Дик вынул из кармана сигареты, достал одну и неловко раскрошил ее. Затоптал в песок, достал вторую, попробовал прикурить – и прожег посередине, опалив себе подбородок.

– Симатта, – он вышвырнул и эту.

– Дайте я, – Рэй протянул руку к зажигалке. – Да что с вами, сэнтио-сама?

– Не знаю, Рэй-кун, – юноша взял сигарету и затянулся. – Просто я так устал…

* * *

К радости всех обитателей Салима, Дик провел там целую пятидневку, ходил с партией «охотников» за личинками капп, таскал из заброшенной выработки камни, чтобы надежнее перекрыть выход в ничьи катакомбы, переносил, обмотав нос тряпкой, органику для выпрошенной у Ван-Юнь бустерной грибницы, играл с Ксаной и ходил на проповедь с Батлером и Остином. Потом он еще раз встретился с боевыми морлоками – в пустой пещере, подготовленной, видимо, для расширения Лабиринта, да так и законсервированной в полуразработанном состоянии – даже проходческие щиты не были демонтированы и вывезены из нее.

Рэй смотрел на своего капитана во все глаза и удивлялся тому, откуда в нем берется эта способность убеждать. Он знал, что капитан – далеко не дурак, и что невзгоды выбили из него изрядную часть юношеской робости – но все-таки наедине с Рэем и в Салиме он иногда позволял себе… ну, расслабиться что ли. Побыть не старше, чем он есть. И в эти часы никак нельзя было подумать, что он способен внушить десятку здоровенных морлоков… да хоть что-нибудь.
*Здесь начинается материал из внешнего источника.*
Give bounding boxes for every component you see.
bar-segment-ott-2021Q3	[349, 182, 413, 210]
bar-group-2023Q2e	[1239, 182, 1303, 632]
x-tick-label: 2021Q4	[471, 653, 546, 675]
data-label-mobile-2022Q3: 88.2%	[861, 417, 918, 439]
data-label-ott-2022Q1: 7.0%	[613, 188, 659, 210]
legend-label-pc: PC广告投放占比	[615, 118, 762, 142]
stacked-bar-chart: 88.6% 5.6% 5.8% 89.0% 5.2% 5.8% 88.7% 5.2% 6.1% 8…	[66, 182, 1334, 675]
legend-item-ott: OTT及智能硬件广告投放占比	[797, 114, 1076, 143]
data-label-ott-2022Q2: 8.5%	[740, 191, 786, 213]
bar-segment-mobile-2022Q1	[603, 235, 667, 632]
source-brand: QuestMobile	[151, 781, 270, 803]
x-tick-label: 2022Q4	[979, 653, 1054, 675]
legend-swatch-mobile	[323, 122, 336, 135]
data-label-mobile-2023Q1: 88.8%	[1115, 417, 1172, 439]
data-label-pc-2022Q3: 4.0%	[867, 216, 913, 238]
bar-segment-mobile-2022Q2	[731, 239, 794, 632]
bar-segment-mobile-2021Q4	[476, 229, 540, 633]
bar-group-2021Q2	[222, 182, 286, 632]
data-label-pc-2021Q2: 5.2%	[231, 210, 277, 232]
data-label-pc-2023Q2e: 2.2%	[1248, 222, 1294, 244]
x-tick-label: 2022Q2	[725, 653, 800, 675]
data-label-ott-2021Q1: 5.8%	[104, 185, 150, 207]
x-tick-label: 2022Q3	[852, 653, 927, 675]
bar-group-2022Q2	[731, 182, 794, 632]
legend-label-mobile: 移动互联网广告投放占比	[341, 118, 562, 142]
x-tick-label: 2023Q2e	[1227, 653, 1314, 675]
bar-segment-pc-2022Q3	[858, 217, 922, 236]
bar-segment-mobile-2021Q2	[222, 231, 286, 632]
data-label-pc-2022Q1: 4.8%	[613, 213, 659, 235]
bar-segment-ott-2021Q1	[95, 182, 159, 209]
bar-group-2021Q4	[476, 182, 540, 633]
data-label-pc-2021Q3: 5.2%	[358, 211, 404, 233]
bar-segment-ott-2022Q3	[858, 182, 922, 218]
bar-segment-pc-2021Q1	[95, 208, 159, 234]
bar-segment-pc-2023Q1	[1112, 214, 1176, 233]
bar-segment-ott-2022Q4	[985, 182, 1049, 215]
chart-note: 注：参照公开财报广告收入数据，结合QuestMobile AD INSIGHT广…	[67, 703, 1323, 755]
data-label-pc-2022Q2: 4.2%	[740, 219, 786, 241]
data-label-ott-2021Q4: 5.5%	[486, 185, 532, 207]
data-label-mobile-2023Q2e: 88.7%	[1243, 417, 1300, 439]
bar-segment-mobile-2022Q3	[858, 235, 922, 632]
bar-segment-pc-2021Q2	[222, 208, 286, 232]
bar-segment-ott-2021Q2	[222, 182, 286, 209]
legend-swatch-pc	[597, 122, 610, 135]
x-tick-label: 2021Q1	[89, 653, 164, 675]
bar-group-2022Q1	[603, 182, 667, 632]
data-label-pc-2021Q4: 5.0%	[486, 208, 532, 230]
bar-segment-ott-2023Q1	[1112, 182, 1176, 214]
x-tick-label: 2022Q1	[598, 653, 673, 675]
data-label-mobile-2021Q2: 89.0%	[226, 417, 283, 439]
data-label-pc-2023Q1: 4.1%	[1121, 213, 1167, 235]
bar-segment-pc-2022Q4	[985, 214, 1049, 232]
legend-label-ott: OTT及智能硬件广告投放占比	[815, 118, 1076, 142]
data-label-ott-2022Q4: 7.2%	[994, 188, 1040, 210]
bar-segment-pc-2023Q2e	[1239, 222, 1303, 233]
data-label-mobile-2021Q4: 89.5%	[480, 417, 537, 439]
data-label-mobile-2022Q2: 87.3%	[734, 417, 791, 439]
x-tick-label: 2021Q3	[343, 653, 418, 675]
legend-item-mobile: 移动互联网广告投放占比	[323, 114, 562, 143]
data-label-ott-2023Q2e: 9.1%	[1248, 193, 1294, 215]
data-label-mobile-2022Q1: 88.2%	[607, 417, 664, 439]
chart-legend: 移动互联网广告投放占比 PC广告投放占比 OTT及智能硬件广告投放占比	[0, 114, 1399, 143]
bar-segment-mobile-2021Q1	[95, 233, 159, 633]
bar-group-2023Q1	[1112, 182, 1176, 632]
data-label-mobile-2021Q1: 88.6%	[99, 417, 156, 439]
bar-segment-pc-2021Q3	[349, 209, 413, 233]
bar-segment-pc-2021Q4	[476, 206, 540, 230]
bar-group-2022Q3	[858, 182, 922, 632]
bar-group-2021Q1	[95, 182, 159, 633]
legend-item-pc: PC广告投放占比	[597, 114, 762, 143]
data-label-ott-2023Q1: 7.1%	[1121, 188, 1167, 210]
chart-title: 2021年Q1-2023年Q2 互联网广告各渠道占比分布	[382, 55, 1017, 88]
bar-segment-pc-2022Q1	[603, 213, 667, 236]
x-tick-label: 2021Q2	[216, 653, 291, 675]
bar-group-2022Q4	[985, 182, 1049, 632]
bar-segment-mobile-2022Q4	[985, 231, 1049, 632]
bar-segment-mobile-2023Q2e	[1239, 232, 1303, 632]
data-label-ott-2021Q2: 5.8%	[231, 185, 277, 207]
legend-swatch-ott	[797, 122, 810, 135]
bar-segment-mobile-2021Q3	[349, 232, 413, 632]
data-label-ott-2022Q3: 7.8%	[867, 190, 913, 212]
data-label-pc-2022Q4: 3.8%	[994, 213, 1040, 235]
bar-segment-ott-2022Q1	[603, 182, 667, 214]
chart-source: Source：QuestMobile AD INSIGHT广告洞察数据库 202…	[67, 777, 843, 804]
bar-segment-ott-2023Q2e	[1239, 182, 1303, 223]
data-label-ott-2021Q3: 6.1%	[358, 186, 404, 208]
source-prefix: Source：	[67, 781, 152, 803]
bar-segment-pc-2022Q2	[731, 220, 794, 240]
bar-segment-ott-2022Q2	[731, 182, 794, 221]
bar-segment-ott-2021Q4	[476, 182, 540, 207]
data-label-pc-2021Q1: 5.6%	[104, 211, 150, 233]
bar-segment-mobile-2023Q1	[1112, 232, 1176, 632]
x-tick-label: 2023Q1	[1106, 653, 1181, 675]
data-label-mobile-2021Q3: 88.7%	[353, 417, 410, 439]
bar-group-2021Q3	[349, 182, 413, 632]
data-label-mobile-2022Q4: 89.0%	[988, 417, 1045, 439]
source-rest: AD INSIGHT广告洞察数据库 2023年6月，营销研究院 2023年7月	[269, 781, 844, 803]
Конечно, в первый раз все они были – молодняк, сплошная зелень. Но во второй раз они притащили с собой старика, который считал месяцы до усыпления – он помнил еще Бона. Глядя на его крепкие, желтые клыки и когти, Рэй никак не мог бы подумать, что он уйдет потрясенным сильнее всех. А вот поди ж ты.

Нет, сам капитан мог говорить, что он обыкновенный, и даже худший из худших и последний из последних – но Рэй-то без оптического прицела видел, что Дух ведет его. Он мог чувствовать слабость и усталость – как тогда, после первой встречи – но даже тогда Дух его не покидал.

Расставаясь с морлоками, Дик сказал, что на следующей пятидневке не придет: в Праздник Дождя у него назначено важное свидание.

– Говорить вам будет Порше Раэмон, – сказал он.

– А кто он такой? – фыркнул самый задиристый из молодняка. Дик осадил его одним взглядом и тремя словами:

– Он – это я.

На пути обратно в Салим Рэй осторожно спросил его:

– Сэтио-сама, вы уверены, что я справлюсь?

– Конечно, Рэй. По-моему, там, где справился я, справится кто угодно.

Рэй не находил в себе подобной уверенности. Он понимал теперь, что означает «нет пророка в своем отечестве»: то, что Дик не такой как все, морлоки принимали спокойно и безоговорочно. Он принадлежал к высшей породе людей, и к самым сливкам этой породы: капитанам и пилотам. Он показал себя настоящим туртаном. Он показал себя настоящим чудотворцем, заставив руку капрала Когтя онеметь. Всего этого Рэй не мог.

Они вернулись в Салим и поужинали, а потом Дик лег на спальник и заснул – в последний раз перед возвращением в Муравейник. Стояла жара и духота, Салим погрузился в тяжкую дремоту – и только Мария в круге света от лампочки перешивала какую-то тряпку для Ксаны. Рэй не мог спать. Он сел в ногах у капитана и задумался.

– Раэмон, – вдруг тихо позвала Мария. – Раэмон, сядь поближе.

Рэй пересел.

– Не хочется его отпускать, – признался он вдруг. – Тонет сердце. Как он там будет один?

– И как мы здесь будем одни, да?

Рэй, подумав, согласился. Мария вздохнула тяжело.

– Нам хорошо, когда он здесь. Уходит страх, и все кажется правильным. Как будто у нас появился хозяин.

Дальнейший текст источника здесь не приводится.